When it comes to personalities, President Joe Biden’s kind demeanor is a stark contrast to President Donald Trump’s abrasiveness. But when it comes to their immigration law enforcement policies, both embrace prisons, just like former President Barack Obama did before them. Under democratic and republican presidents, the Immigration and Customs Enforcement (ICE) agency regularly locks up hundreds of thousands of people every year. To do this, ICE relies heavily on the problem-prone private prison industry to confine migrants. With private interests spread across the immigration prison system, cost-cutting in search of greater profits has created deadly risks, and there are people invested in this industry who might not even know that they play an important role.
Two weeks in the life of Kamyar Samimi highlight the deadly downside of prison profiteering. Four decades after arriving in the United States, ICE agents arrested Samimi, a green card holder since 1979, in 2017, claiming a 12-year-old conviction for possessing drugs made him deportable. Inside the private immigration prison in suburban Denver where he was held, Samimi’s health rapidly plummeted. He started suffering mentally too. At one point, he attempted suicide. Staff put him on suicide watch and sent him to a “designated suicide watch cell” to receive “constant, one-on-one monitoring.” Despite that attention, two days after Samimi tried to drink water from the toilet in his cell, a nurse left messages for the prison’s doctor, recommending Samimi be sent to a nearby hospital. The doctor never called back. He says he never got the messages. Eventually, a supervising guard, alarmed by Samimi’s poor condition, called for an ambulance. By then it was too late. Samimi didn’t survive another hour. He died 15 days after his arrest by ICE.

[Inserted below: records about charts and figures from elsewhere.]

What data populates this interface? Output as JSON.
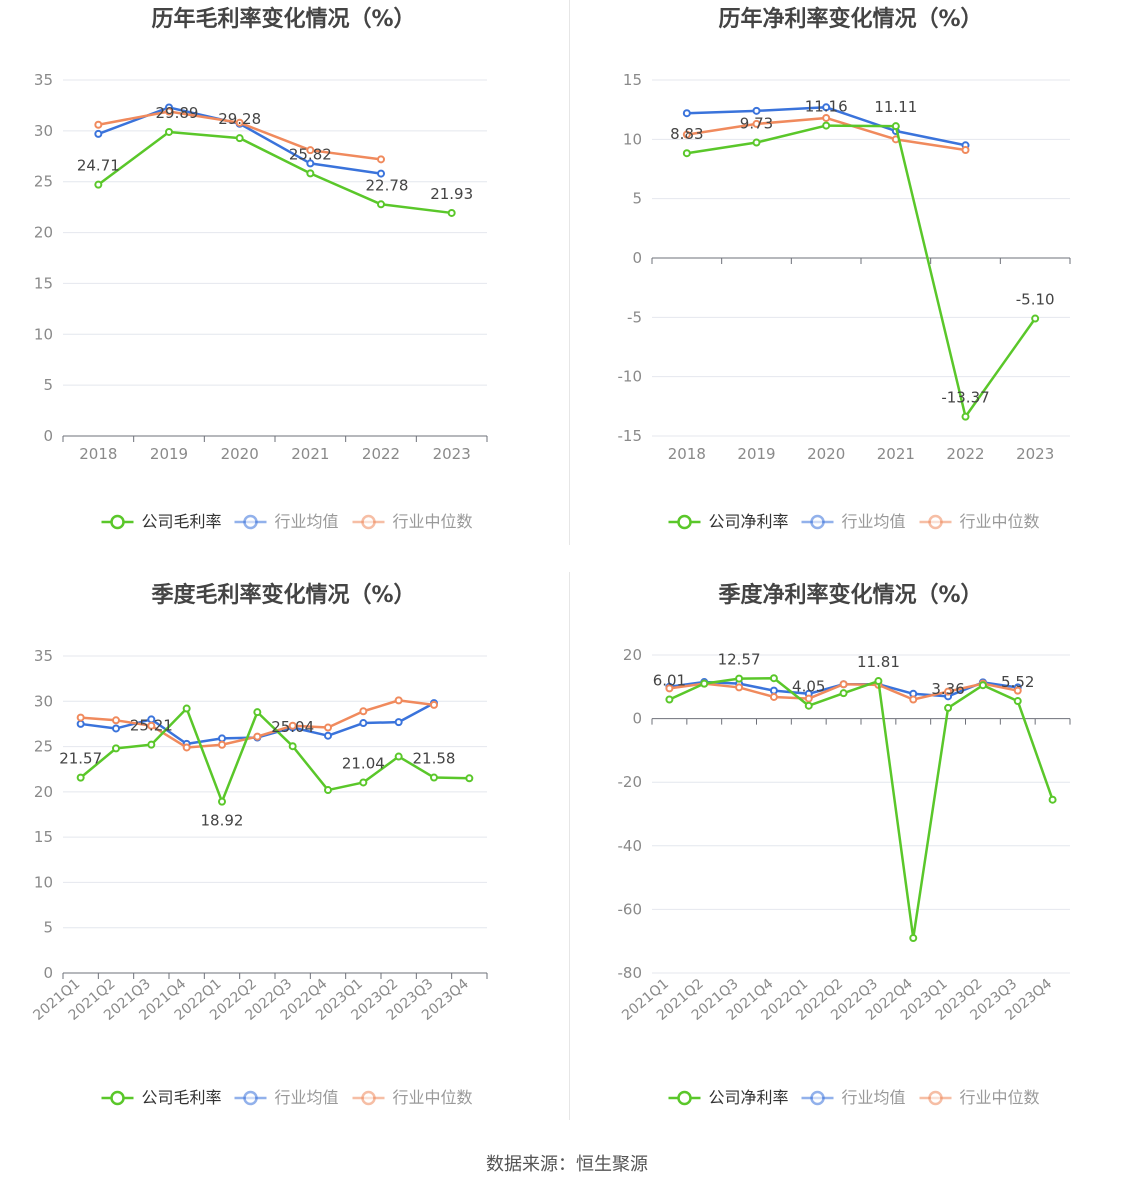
{
  "colors": {
    "company": "#5ac72a",
    "avg": "#3a73db",
    "median": "#f08a5d",
    "axis": "#6e7079",
    "grid": "#e4e7ee",
    "tick_text": "#8a8a8a",
    "title_text": "#444444"
  },
  "source": "数据来源：恒生聚源",
  "chart_data": [
    {
      "type": "line",
      "title": "历年毛利率变化情况（%）",
      "categories": [
        "2018",
        "2019",
        "2020",
        "2021",
        "2022",
        "2023"
      ],
      "ylim": [
        0,
        35
      ],
      "yticks": [
        0,
        5,
        10,
        15,
        20,
        25,
        30,
        35
      ],
      "grid": true,
      "legend_position": "bottom",
      "series": [
        {
          "name": "公司毛利率",
          "role": "company",
          "values": [
            24.71,
            29.89,
            29.28,
            25.82,
            22.78,
            21.93
          ],
          "labels": [
            "24.71",
            "29.89",
            "29.28",
            "25.82",
            "22.78",
            "21.93"
          ]
        },
        {
          "name": "行业均值",
          "role": "avg",
          "values": [
            29.7,
            32.3,
            30.7,
            26.8,
            25.8,
            null
          ]
        },
        {
          "name": "行业中位数",
          "role": "median",
          "values": [
            30.6,
            31.9,
            30.8,
            28.1,
            27.2,
            null
          ]
        }
      ]
    },
    {
      "type": "line",
      "title": "历年净利率变化情况（%）",
      "categories": [
        "2018",
        "2019",
        "2020",
        "2021",
        "2022",
        "2023"
      ],
      "ylim": [
        -15,
        15
      ],
      "yticks": [
        -15,
        -10,
        -5,
        0,
        5,
        10,
        15
      ],
      "grid": true,
      "legend_position": "bottom",
      "series": [
        {
          "name": "公司净利率",
          "role": "company",
          "values": [
            8.83,
            9.73,
            11.16,
            11.11,
            -13.37,
            -5.1
          ],
          "labels": [
            "8.83",
            "9.73",
            "11.16",
            "11.11",
            "-13.37",
            "-5.10"
          ]
        },
        {
          "name": "行业均值",
          "role": "avg",
          "values": [
            12.2,
            12.4,
            12.7,
            10.7,
            9.5,
            null
          ]
        },
        {
          "name": "行业中位数",
          "role": "median",
          "values": [
            10.4,
            11.3,
            11.8,
            10.0,
            9.1,
            null
          ]
        }
      ]
    },
    {
      "type": "line",
      "title": "季度毛利率变化情况（%）",
      "categories": [
        "2021Q1",
        "2021Q2",
        "2021Q3",
        "2021Q4",
        "2022Q1",
        "2022Q2",
        "2022Q3",
        "2022Q4",
        "2023Q1",
        "2023Q2",
        "2023Q3",
        "2023Q4"
      ],
      "ylim": [
        0,
        35
      ],
      "yticks": [
        0,
        5,
        10,
        15,
        20,
        25,
        30,
        35
      ],
      "grid": true,
      "legend_position": "bottom",
      "rotate_x_labels": true,
      "series": [
        {
          "name": "公司毛利率",
          "role": "company",
          "values": [
            21.57,
            24.8,
            25.21,
            29.2,
            18.92,
            28.8,
            25.04,
            20.2,
            21.04,
            23.9,
            21.58,
            21.5
          ],
          "labels": [
            "21.57",
            "",
            "25.21",
            "",
            "18.92",
            "",
            "25.04",
            "",
            "21.04",
            "",
            "21.58",
            ""
          ]
        },
        {
          "name": "行业均值",
          "role": "avg",
          "values": [
            27.5,
            27.0,
            28.0,
            25.3,
            25.9,
            26.0,
            27.1,
            26.2,
            27.6,
            27.7,
            29.8,
            null
          ]
        },
        {
          "name": "行业中位数",
          "role": "median",
          "values": [
            28.2,
            27.9,
            27.3,
            24.9,
            25.2,
            26.1,
            27.3,
            27.1,
            28.9,
            30.1,
            29.6,
            null
          ]
        }
      ]
    },
    {
      "type": "line",
      "title": "季度净利率变化情况（%）",
      "categories": [
        "2021Q1",
        "2021Q2",
        "2021Q3",
        "2021Q4",
        "2022Q1",
        "2022Q2",
        "2022Q3",
        "2022Q4",
        "2023Q1",
        "2023Q2",
        "2023Q3",
        "2023Q4"
      ],
      "ylim": [
        -80,
        20
      ],
      "yticks": [
        -80,
        -60,
        -40,
        -20,
        0,
        20
      ],
      "grid": true,
      "legend_position": "bottom",
      "rotate_x_labels": true,
      "series": [
        {
          "name": "公司净利率",
          "role": "company",
          "values": [
            6.01,
            11.0,
            12.57,
            12.7,
            4.05,
            8.0,
            11.81,
            -69.0,
            3.36,
            10.5,
            5.52,
            -25.5
          ],
          "labels": [
            "6.01",
            "",
            "12.57",
            "",
            "4.05",
            "",
            "11.81",
            "",
            "3.36",
            "",
            "5.52",
            ""
          ]
        },
        {
          "name": "行业均值",
          "role": "avg",
          "values": [
            10.0,
            11.5,
            11.0,
            8.8,
            7.8,
            10.8,
            10.8,
            7.8,
            7.0,
            11.4,
            9.8,
            null
          ]
        },
        {
          "name": "行业中位数",
          "role": "median",
          "values": [
            9.5,
            11.0,
            9.8,
            6.8,
            6.3,
            10.8,
            10.6,
            6.0,
            8.5,
            11.0,
            8.8,
            null
          ]
        }
      ]
    }
  ]
}
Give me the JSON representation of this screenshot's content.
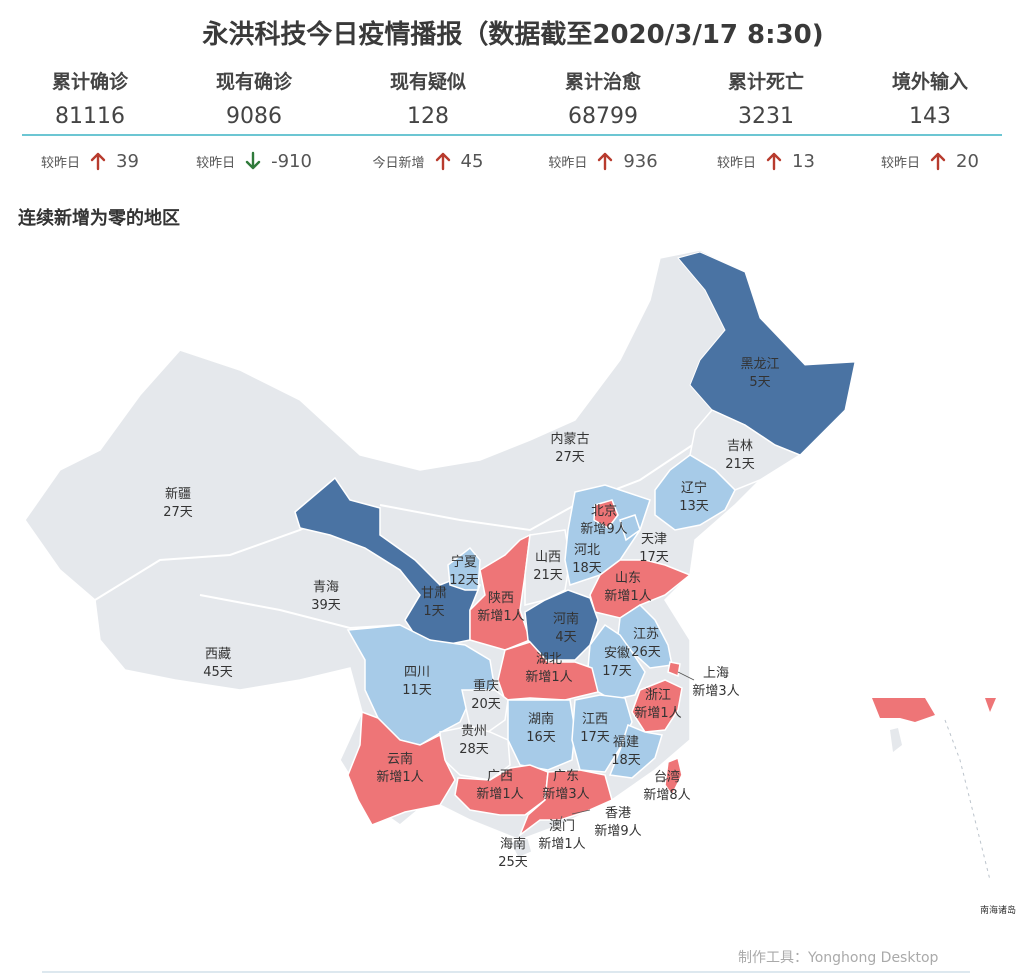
{
  "title": "永洪科技今日疫情播报（数据截至2020/3/17 8:30)",
  "stats": [
    {
      "label": "累计确诊",
      "value": "81116",
      "delta_label": "较昨日",
      "direction": "up",
      "delta": "39"
    },
    {
      "label": "现有确诊",
      "value": "9086",
      "delta_label": "较昨日",
      "direction": "down",
      "delta": "-910"
    },
    {
      "label": "现有疑似",
      "value": "128",
      "delta_label": "今日新增",
      "direction": "up",
      "delta": "45"
    },
    {
      "label": "累计治愈",
      "value": "68799",
      "delta_label": "较昨日",
      "direction": "up",
      "delta": "936"
    },
    {
      "label": "累计死亡",
      "value": "3231",
      "delta_label": "较昨日",
      "direction": "up",
      "delta": "13"
    },
    {
      "label": "境外输入",
      "value": "143",
      "delta_label": "较昨日",
      "direction": "up",
      "delta": "20"
    }
  ],
  "colors": {
    "up_arrow": "#b83b2e",
    "down_arrow": "#2f7a3a",
    "accent_rule": "#6cc6d3",
    "dark_blue": "#4a73a3",
    "light_blue": "#a7cbe8",
    "red": "#ee7577",
    "gray": "#e5e8ec"
  },
  "section_title": "连续新增为零的地区",
  "map": {
    "regions": [
      {
        "name": "黑龙江",
        "status": "5天",
        "category": "dark_blue"
      },
      {
        "name": "吉林",
        "status": "21天",
        "category": "gray"
      },
      {
        "name": "辽宁",
        "status": "13天",
        "category": "light_blue"
      },
      {
        "name": "内蒙古",
        "status": "27天",
        "category": "gray"
      },
      {
        "name": "新疆",
        "status": "27天",
        "category": "gray"
      },
      {
        "name": "北京",
        "status": "新增9人",
        "category": "red"
      },
      {
        "name": "天津",
        "status": "17天",
        "category": "light_blue"
      },
      {
        "name": "河北",
        "status": "18天",
        "category": "light_blue"
      },
      {
        "name": "山西",
        "status": "21天",
        "category": "gray"
      },
      {
        "name": "宁夏",
        "status": "12天",
        "category": "light_blue"
      },
      {
        "name": "青海",
        "status": "39天",
        "category": "gray"
      },
      {
        "name": "甘肃",
        "status": "1天",
        "category": "dark_blue"
      },
      {
        "name": "陕西",
        "status": "新增1人",
        "category": "red"
      },
      {
        "name": "山东",
        "status": "新增1人",
        "category": "red"
      },
      {
        "name": "河南",
        "status": "4天",
        "category": "dark_blue"
      },
      {
        "name": "江苏",
        "status": "26天",
        "category": "light_blue"
      },
      {
        "name": "西藏",
        "status": "45天",
        "category": "gray"
      },
      {
        "name": "四川",
        "status": "11天",
        "category": "light_blue"
      },
      {
        "name": "湖北",
        "status": "新增1人",
        "category": "red"
      },
      {
        "name": "安徽",
        "status": "17天",
        "category": "light_blue"
      },
      {
        "name": "上海",
        "status": "新增3人",
        "category": "red"
      },
      {
        "name": "重庆",
        "status": "20天",
        "category": "gray"
      },
      {
        "name": "浙江",
        "status": "新增1人",
        "category": "red"
      },
      {
        "name": "湖南",
        "status": "16天",
        "category": "light_blue"
      },
      {
        "name": "江西",
        "status": "17天",
        "category": "light_blue"
      },
      {
        "name": "贵州",
        "status": "28天",
        "category": "gray"
      },
      {
        "name": "福建",
        "status": "18天",
        "category": "light_blue"
      },
      {
        "name": "云南",
        "status": "新增1人",
        "category": "red"
      },
      {
        "name": "广西",
        "status": "新增1人",
        "category": "red"
      },
      {
        "name": "广东",
        "status": "新增3人",
        "category": "red"
      },
      {
        "name": "台湾",
        "status": "新增8人",
        "category": "red"
      },
      {
        "name": "香港",
        "status": "新增9人",
        "category": "red"
      },
      {
        "name": "澳门",
        "status": "新增1人",
        "category": "red"
      },
      {
        "name": "海南",
        "status": "25天",
        "category": "gray"
      }
    ],
    "inset_label": "南海诸岛"
  },
  "credit": "制作工具：Yonghong Desktop"
}
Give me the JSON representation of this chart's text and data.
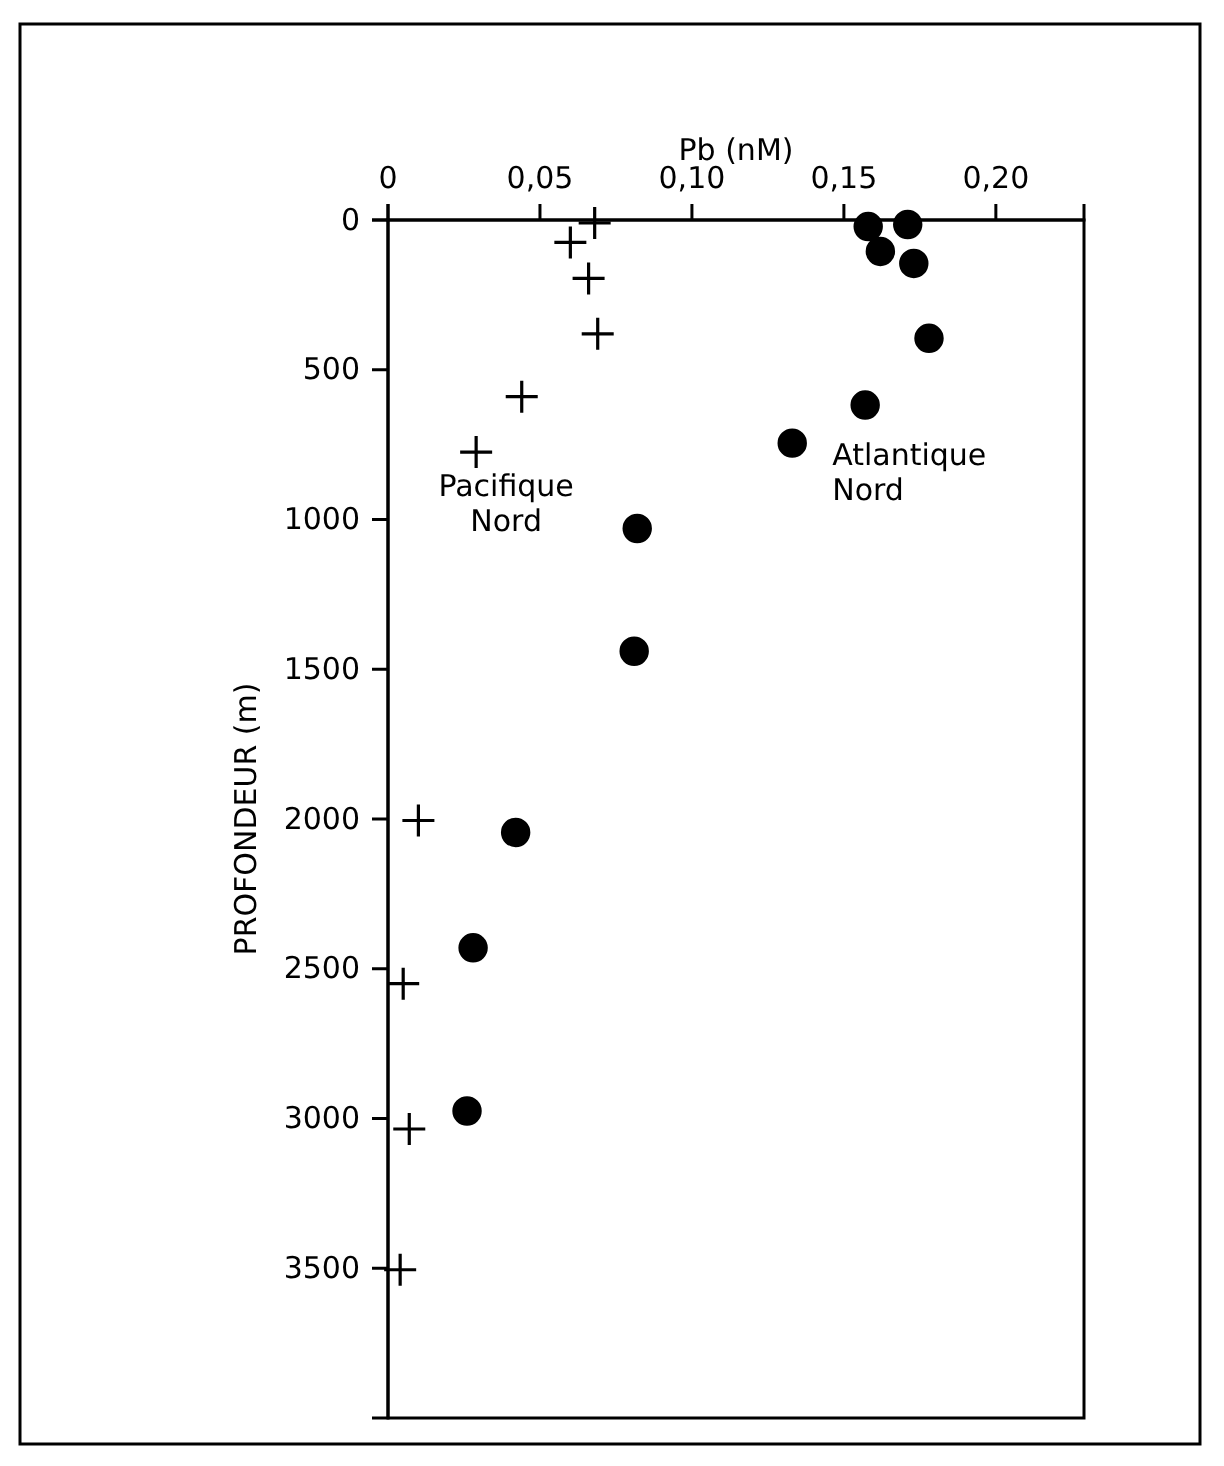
{
  "chart_data": {
    "type": "scatter",
    "xlabel": "Pb (nM)",
    "ylabel": "PROFONDEUR (m)",
    "xlim": [
      0,
      0.229
    ],
    "xticks": [
      0,
      {
        "value": 0.05,
        "label": "0,05"
      },
      {
        "value": 0.1,
        "label": "0,10"
      },
      {
        "value": 0.15,
        "label": "0,15"
      },
      {
        "value": 0.2,
        "label": "0,20"
      }
    ],
    "ylim": [
      4000,
      0
    ],
    "yticks": [
      0,
      500,
      1000,
      1500,
      2000,
      2500,
      3000,
      3500
    ],
    "grid": false,
    "legend": false,
    "series": [
      {
        "name": "Pacifique Nord",
        "color": "#000000",
        "marker": "cross",
        "x": [
          0.068,
          0.06,
          0.066,
          0.069,
          0.044,
          0.029,
          0.01,
          0.005,
          0.007,
          0.004
        ],
        "values": [
          10,
          75,
          195,
          380,
          590,
          775,
          2005,
          2550,
          3035,
          3505
        ]
      },
      {
        "name": "Atlantique Nord",
        "color": "#000000",
        "marker": "circle",
        "x": [
          0.158,
          0.171,
          0.162,
          0.173,
          0.178,
          0.157,
          0.133,
          0.082,
          0.081,
          0.042,
          0.028,
          0.026
        ],
        "values": [
          22,
          15,
          105,
          145,
          395,
          618,
          745,
          1030,
          1440,
          2045,
          2430,
          2975
        ]
      }
    ]
  }
}
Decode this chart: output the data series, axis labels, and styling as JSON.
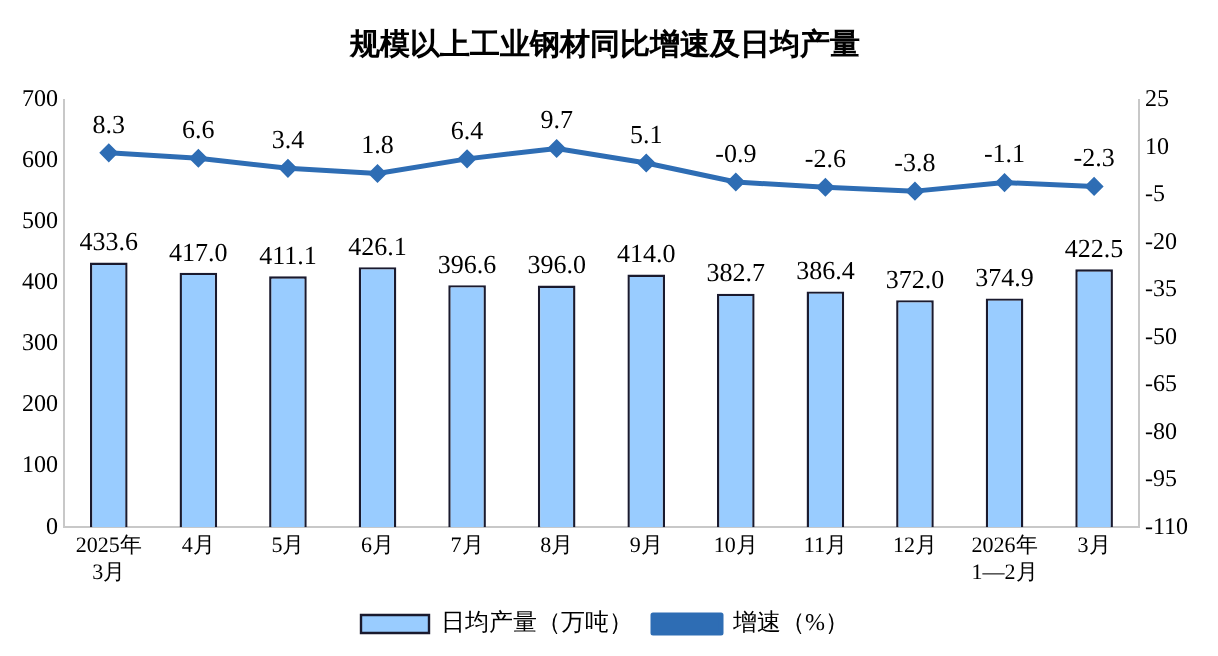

For Samimi, two weeks of imprisonment meant death. But to the GEO Group, the private prison company that operates the Colorado facility, it meant dollars. Together with CoreCivic and a handful of smaller private prison corporations, the private prison industry holds people for ICE while the government decides if they will be allowed to remain in the United States. With bipartisan support stretching across presidential administrations, ICE gets a substantial detention budget—$2.8 billion in 2022 alone.
Investments Funding Private Immigration Detention
With their physical buildings and heavy staffing needs, prisons are necessarily expensive. To run these high-cost operations, private prison corporations need cash and credit. Both CoreCivic and GEO Group—two of the biggest private prison companies—turn to outside investors. They are publicly traded, which means that private individuals—maybe you or me—benefit from retirement accounts invested in private prisons, including many that house migrants.
A few years ago, a student asked me, “Who owns these companies?” I stopped to think about CoreCivic and the GEO Group, both of which issue stock that investors buy. Then it occurred to me: I own stock. Maybe I have an ownership interest in private prisons. I participate in a retirement plan set up by my employer. The university contracts with an investment manager and even deposits tax-deferred compensation into my retirement account every month. All I do is set a target retirement date based largely on my age. The investment manager does the rest. Looking at my student, I mustered the best answer I could come up with, “I do, I assume.” Prompted by that question, I spent some time digging into my retirement account. It turns out I do invest in private prisons.
This is the messy reality of immigration imprisonment today. It’s a net that ensnares migrants behind barbed wire and catches unwitting investors in financial instruments that are too complicated for most of us to understand.
Since the 1980s, private prison companies have convinced the federal government that they are good partners in the business of locking up migrants. During the Reagan administration, a small group of entrepreneurs hatched thoughts of pushing the private industry into public imprisonment. Private prisons were “so foreign to most people’s experience,” private prison pioneer Thomas W. Beasley told a reporter for Inc. magazine. “Their first impulse is to say only the government can do it,” he added.
But to Beasley, the former chairman of the Tennessee Republican Party and a founder of the private prison operator Corrections Corporation of America (CCA), the initial reaction he received just meant he had to sell the idea more creatively. “You just sell it like you were selling cars or real estate or hamburgers,” he said. That’s exactly what CCA, now CoreCivic, did in the 1980s and continues to do now with lucrative results. In 2021, the company reported $1.8 billion in revenue. GEO Group brought in $2.25 billion.